The Court concluded that Mr Andrews, in breach of those obligations, effected the diversion of work for a major client away from Andrews Advertising to AMC (another advertising company, of which his wife was the sole director and shareholder), and that Mr Andrews was involved in carrying out media placement work of AMC before and after his employment with Andrews Advertising ceased.
Employers intending to enforce post-employment obligations should act quickly as courts will not issue injunctions if there has been an unreasonable delay. Fairfax recently faced this when the Supreme Court of NSW declined to issue an injunction as it considered Fairfax was “guilty of delay in commencing [the] proceedings”, despite otherwise considering Fairfax had a strongly arguable case that a six-month restraint was reasonable: Fairfax Media Management Pty Limited v Harrison  NSWSC 470.
Employers are also entitled to have their confidential information protected. In some cases, Courts have even restrained former employees from approaching their former clients, in light of confidential information to which they were privy during their employment.
On 5 September 2014, the Federal Court of Australia issued an order restraining a former employee from dealing with certain clients for five months, pending the final hearing of the proceedings, despite there being no express contractual restraint clause in his contract: APT Technology Pty Ltd v Aladesaye  FCA 966.

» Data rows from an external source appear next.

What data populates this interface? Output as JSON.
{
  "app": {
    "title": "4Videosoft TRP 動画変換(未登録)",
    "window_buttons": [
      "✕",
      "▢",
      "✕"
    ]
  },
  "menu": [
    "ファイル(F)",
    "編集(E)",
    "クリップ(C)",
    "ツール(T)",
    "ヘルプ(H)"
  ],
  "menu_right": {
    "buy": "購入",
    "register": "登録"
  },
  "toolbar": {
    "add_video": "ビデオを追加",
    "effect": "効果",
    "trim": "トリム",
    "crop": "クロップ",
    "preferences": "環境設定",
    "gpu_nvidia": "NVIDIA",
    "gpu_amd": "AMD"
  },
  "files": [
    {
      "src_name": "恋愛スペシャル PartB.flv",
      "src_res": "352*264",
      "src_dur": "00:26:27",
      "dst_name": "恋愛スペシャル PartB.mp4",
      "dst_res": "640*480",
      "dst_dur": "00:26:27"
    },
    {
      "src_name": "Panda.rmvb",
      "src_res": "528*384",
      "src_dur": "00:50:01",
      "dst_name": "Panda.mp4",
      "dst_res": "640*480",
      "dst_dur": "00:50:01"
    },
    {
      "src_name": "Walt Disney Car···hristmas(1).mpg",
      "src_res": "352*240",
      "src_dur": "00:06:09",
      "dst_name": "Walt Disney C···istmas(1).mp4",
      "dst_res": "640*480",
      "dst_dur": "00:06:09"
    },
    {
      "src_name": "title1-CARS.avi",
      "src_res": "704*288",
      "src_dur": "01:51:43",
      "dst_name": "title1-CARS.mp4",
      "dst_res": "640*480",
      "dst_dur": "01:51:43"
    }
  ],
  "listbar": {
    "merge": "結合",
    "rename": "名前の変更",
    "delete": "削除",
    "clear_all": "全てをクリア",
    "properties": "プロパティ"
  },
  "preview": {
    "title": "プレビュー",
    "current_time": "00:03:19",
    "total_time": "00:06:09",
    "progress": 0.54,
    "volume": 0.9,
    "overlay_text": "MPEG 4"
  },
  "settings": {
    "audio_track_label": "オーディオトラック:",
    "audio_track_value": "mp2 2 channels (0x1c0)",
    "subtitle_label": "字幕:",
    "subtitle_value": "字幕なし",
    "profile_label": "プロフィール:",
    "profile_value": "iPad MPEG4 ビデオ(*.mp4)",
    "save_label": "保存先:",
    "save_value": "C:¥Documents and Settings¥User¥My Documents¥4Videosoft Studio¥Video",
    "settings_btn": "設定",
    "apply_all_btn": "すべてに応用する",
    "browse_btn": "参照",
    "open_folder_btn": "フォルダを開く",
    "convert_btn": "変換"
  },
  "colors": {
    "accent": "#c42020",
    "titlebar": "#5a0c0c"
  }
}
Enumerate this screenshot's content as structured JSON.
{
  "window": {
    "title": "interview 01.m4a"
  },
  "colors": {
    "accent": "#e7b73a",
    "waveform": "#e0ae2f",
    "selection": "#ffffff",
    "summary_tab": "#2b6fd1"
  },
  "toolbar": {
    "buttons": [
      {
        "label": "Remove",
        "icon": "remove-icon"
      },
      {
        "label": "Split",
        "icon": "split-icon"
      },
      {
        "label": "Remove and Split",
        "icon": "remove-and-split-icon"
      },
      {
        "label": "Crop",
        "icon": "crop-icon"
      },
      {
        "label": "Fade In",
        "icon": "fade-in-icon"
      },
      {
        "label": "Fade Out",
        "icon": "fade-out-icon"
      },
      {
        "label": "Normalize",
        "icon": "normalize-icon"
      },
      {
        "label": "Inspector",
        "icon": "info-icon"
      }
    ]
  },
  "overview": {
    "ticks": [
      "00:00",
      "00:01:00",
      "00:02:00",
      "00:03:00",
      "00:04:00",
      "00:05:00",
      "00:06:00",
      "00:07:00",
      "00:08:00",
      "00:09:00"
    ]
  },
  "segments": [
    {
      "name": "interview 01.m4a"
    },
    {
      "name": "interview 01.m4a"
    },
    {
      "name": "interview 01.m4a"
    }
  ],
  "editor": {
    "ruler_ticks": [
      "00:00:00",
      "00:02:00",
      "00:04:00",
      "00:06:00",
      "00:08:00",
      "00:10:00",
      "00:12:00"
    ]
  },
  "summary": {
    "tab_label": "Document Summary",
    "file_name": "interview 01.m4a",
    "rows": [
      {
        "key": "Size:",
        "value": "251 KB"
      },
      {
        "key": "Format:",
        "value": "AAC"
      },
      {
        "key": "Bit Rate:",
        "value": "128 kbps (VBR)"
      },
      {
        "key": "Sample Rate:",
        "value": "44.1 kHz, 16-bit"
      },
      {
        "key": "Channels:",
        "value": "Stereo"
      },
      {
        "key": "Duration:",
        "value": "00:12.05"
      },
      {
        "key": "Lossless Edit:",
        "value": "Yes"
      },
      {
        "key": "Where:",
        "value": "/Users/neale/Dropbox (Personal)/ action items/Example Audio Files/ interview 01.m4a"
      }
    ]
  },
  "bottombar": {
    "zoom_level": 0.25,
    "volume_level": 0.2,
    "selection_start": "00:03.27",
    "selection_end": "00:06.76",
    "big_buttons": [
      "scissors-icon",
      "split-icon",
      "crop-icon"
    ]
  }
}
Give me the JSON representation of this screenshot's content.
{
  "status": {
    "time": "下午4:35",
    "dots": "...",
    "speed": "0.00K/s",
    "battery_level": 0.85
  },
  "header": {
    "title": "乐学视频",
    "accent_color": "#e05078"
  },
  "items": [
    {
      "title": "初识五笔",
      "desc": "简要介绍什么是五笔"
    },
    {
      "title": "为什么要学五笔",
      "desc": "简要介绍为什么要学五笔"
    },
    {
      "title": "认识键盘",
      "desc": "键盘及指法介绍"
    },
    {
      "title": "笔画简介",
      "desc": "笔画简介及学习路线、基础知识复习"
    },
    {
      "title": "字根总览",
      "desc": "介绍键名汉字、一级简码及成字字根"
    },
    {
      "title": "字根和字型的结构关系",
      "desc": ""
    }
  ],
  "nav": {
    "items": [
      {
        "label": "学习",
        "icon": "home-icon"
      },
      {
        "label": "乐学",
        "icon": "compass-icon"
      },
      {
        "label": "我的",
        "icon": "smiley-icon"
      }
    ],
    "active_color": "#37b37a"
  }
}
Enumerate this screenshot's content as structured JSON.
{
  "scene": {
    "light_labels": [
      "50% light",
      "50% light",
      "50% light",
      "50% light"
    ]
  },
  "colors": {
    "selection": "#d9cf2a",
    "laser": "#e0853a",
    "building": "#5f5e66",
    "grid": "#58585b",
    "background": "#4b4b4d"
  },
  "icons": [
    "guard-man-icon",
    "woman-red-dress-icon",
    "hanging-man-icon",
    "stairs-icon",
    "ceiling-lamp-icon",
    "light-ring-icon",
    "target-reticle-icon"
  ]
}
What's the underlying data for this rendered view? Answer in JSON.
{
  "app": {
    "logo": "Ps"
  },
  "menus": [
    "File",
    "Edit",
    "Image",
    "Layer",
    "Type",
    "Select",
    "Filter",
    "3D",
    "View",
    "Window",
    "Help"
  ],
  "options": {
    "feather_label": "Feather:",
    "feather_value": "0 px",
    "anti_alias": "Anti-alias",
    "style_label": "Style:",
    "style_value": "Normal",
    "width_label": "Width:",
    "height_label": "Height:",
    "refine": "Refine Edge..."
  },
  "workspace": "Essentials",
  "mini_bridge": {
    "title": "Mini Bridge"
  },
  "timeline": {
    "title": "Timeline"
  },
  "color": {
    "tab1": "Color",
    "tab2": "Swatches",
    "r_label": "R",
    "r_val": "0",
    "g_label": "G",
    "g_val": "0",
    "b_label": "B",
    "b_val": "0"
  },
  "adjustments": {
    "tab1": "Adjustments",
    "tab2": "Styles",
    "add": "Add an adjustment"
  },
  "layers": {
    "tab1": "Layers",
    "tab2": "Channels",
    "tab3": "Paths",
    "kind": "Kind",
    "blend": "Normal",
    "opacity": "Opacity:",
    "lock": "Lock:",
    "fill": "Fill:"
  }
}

Mr Aladesaye had been dismissed because he had been conducting a rival business in competition with his employer. The court said Mr Aladesaye had had a significant “head start” over his former employer in securing the business of certain clients, and he had “used his position as an employee and possessor of APT’s confidential information to gain a significant advantage over APT”.
Confidential information is also protected at common law, and by the Corporations Act 2001 (Cth). Under the Corporations Act, it is unlawful for a person to improperly use information obtained due to their employment by a company to gain an advantage for themselves or someone else; or cause detriment to the company. A civil penalty can be imposed for breach of those obligations.
Further, it is a criminal offence if a person uses information obtained due to their employment “dishonestly” with the intention of directly or indirectly gaining an advantage for themselves, or someone else, or causing detriment to the company; or “recklessly” as to whether the use may result in them or someone else directly or indirectly gaining an advantage, or causing detriment to the company.
Drawing these obligations to the attention of a former employee can quickly reign them in, and result in them complying with their obligations in respect to information obtained during their employment.
In conclusion, it is important for employers to ensure that their business interests will be protected upon the departure of an employee. Ideally, contracts should be in place which include clauses designed to best protect an employer’s interests, taking into account the nature of the employer’s business, the role of the employee and the confidential information to which they will be privy.
However, if, upon departure of an employee, an employer is concerned they may be misusing information to which they were privy, there is still scope for the employer to seek to protect its interests by relying on common law obligations and provisions in the Corporations Act. Although, steps should be taken promptly if concerns arise, so the employer is not criticised for being “guilty of delay” should proceedings ultimately be commenced.